1. Ma D, Gulani V, Seiberlich N, et al. Magnetic resonance fingerprinting. Nature. 2013;495:187–19

2. Zhang Y, Brady M, Smith SA. Segmentation of Brain MR Images through a Hidden Markov Random Field Model and the Expectation Maximization Algorithm. IEEE Trans Med Imag, 2001;20(1):45-57

3. Jenkinson M, Smith SM. A global optimisation method for robust affine registration of brain images. Medical Image Analysis, 2001;5(2):143-156

4. Jenkinson M, Bannister PR, Brady JM, Smith SM. Improved optimisation for the robust and accurate linear registration and motion correction of brain images. NeuroImage, 2002;17(2):825-841

5. Hyvärinen A, Oja, E. Independent component analysis: algorithms and applications. Neural networks : the official journal of the International Neural Network Society. 2000;13(4-5):411–430

6. Gallagher TA, Nemeth AJ, Hacein-Ray L. An Introduction to the Fourier Transform: Relationship to MRI. American Journal of Roentgenology. 2018; 190(5):1396-406

Figures

Figure 1: (a) The variation in flip angle (FA) and repetition time (TR) used to generate the MRF signals, with an example simulated signal [T1,e : 810 ms, T1,b :1900 ms, B1+ : 0.8, νb : 10 % and, τb : 1600 ms] (b) The 10 ICA components from an example MRF time-series image.

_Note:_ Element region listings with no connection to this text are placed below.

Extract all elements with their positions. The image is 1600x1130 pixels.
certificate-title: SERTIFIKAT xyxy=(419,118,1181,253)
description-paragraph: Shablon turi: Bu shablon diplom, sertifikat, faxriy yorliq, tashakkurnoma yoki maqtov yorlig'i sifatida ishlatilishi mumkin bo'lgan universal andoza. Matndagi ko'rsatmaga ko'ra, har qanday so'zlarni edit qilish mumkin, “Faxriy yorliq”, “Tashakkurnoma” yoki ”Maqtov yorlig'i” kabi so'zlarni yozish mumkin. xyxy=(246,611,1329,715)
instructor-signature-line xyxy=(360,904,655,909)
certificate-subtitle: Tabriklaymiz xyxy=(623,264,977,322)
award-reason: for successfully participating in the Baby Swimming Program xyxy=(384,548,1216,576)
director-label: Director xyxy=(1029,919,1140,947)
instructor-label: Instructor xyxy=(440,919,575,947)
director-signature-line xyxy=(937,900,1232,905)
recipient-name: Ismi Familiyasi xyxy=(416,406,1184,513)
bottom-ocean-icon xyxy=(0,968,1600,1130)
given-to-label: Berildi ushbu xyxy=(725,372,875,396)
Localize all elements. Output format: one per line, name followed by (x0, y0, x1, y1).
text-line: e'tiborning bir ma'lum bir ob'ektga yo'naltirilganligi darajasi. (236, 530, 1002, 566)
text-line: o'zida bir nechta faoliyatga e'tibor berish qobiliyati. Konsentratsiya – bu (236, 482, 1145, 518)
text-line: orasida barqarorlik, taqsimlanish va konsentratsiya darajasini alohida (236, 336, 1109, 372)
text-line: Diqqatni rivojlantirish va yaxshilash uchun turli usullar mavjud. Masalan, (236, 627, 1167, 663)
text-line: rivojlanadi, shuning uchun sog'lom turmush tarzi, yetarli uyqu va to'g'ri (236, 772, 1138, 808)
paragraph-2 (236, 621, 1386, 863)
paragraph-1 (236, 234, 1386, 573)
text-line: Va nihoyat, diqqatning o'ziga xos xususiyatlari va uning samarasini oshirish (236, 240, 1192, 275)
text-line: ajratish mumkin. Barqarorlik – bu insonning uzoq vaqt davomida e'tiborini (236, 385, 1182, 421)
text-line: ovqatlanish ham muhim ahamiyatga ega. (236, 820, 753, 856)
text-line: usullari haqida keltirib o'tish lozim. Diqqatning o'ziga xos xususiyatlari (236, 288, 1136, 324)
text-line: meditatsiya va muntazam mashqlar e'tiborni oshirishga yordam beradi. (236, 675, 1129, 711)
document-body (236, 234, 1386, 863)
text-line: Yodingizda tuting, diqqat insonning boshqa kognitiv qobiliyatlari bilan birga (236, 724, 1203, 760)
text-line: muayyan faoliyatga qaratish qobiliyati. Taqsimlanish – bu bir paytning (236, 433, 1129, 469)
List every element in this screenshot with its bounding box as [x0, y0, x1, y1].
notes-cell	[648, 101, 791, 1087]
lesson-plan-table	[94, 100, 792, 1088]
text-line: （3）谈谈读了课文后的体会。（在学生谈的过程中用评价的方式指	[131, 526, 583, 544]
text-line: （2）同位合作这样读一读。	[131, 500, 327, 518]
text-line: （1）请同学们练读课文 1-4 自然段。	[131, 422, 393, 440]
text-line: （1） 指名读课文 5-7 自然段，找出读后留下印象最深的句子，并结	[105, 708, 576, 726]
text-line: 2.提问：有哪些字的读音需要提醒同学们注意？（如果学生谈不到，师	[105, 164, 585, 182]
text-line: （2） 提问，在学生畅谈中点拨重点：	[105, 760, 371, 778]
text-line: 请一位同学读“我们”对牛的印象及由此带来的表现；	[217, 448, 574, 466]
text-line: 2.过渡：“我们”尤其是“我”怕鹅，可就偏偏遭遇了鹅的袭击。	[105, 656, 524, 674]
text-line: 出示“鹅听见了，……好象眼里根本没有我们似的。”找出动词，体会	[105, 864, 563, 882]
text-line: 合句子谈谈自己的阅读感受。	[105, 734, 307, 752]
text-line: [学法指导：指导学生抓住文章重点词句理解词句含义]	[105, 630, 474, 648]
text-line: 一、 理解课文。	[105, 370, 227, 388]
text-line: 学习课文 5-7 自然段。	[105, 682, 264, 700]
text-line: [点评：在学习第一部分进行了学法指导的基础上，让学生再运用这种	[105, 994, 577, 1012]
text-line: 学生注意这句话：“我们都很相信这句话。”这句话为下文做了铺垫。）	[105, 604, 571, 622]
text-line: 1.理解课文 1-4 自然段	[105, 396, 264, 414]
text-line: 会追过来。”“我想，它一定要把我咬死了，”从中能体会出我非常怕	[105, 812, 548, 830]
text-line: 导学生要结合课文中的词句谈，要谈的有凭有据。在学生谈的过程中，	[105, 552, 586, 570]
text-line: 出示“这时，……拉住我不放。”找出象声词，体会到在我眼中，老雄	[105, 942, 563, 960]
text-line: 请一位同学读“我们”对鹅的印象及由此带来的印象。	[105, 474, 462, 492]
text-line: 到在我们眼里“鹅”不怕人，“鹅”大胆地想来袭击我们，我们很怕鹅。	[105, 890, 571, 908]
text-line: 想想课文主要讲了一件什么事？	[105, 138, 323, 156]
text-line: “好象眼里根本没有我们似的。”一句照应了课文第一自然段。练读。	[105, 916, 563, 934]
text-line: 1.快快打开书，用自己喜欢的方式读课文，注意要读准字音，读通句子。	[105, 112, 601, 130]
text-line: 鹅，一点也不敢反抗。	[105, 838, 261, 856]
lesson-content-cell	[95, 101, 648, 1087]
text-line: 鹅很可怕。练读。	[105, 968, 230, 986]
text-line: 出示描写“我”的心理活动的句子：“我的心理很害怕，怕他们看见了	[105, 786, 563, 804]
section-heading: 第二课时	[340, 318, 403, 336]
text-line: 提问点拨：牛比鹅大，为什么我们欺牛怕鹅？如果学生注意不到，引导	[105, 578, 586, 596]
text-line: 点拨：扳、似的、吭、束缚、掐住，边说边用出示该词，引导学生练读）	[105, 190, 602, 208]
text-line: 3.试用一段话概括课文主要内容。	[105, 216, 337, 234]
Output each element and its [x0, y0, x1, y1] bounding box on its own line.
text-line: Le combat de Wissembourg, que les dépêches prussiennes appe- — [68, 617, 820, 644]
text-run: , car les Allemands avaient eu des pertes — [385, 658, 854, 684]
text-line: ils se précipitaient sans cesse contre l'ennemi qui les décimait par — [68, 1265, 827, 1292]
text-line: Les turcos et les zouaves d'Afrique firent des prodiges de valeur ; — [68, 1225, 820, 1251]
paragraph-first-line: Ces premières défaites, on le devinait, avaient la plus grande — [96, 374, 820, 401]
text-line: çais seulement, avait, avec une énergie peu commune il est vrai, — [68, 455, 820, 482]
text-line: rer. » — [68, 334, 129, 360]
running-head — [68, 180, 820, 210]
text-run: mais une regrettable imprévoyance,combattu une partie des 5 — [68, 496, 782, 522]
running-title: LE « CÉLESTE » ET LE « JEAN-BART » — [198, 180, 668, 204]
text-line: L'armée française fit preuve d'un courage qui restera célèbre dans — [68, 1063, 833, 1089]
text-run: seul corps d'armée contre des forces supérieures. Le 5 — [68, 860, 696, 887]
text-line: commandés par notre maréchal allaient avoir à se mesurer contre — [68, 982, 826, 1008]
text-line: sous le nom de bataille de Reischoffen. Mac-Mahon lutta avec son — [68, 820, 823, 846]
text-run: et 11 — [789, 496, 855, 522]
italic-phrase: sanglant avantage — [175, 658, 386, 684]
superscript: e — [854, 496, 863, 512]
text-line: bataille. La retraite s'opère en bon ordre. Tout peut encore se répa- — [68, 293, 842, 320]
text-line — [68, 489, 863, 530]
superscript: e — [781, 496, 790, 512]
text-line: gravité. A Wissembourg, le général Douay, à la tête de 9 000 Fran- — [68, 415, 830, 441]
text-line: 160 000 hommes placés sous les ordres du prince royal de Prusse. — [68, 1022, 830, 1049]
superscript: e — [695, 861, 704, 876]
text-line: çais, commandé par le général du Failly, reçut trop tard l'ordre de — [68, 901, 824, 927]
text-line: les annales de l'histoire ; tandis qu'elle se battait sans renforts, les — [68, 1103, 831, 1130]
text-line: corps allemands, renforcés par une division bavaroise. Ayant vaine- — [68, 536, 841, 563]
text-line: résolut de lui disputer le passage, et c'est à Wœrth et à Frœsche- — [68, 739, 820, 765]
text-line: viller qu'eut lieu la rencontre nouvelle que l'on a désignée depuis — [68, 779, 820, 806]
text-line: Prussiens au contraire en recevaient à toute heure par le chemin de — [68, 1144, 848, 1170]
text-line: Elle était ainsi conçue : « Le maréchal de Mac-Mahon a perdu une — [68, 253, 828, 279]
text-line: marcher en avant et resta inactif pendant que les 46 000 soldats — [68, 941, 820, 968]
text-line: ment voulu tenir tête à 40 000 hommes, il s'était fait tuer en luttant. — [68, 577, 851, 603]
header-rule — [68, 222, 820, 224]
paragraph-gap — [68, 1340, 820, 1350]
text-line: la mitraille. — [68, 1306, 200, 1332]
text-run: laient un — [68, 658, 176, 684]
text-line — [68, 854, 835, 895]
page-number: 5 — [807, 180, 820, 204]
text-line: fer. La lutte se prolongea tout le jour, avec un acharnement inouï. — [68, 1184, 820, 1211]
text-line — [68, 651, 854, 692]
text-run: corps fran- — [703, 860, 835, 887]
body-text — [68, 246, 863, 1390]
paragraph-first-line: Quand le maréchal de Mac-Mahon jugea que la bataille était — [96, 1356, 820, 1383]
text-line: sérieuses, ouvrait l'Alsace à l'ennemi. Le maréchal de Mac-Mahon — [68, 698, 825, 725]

Figure 2: (a) The spectral peaks associated with a simulated noise-free MRF time series (b) The spectra of the ICA components in Figure 1. Here components 7 and 9 share a common peak (marked with a red cross) while not containing any other significant peaks seen in (a). These two components were removed.

Figure 3: An example time point within the MRF time-series (image = 70) with (a) the image prior to noise-removal, (b) the image post noise removal, (c) the difference image between (a) and (b), multiplied by a factor of 3 for clarity. A large sampling artefact can be seen to be reduced.

Figure 4: Quantitative maps of the five parameters of interest, intravascular T1, extravascular T1, B1+, cerebral blood volume (νb) and intervascular water residence time (τb) (a) prior to noise removal, (b) post noise removal.

Figure 5: Precision of voxel-wise measurements within white and grey matter prior to- and post- noise removal from 7 volunteers. A reduction in IQR of matching can be seen in many individuals.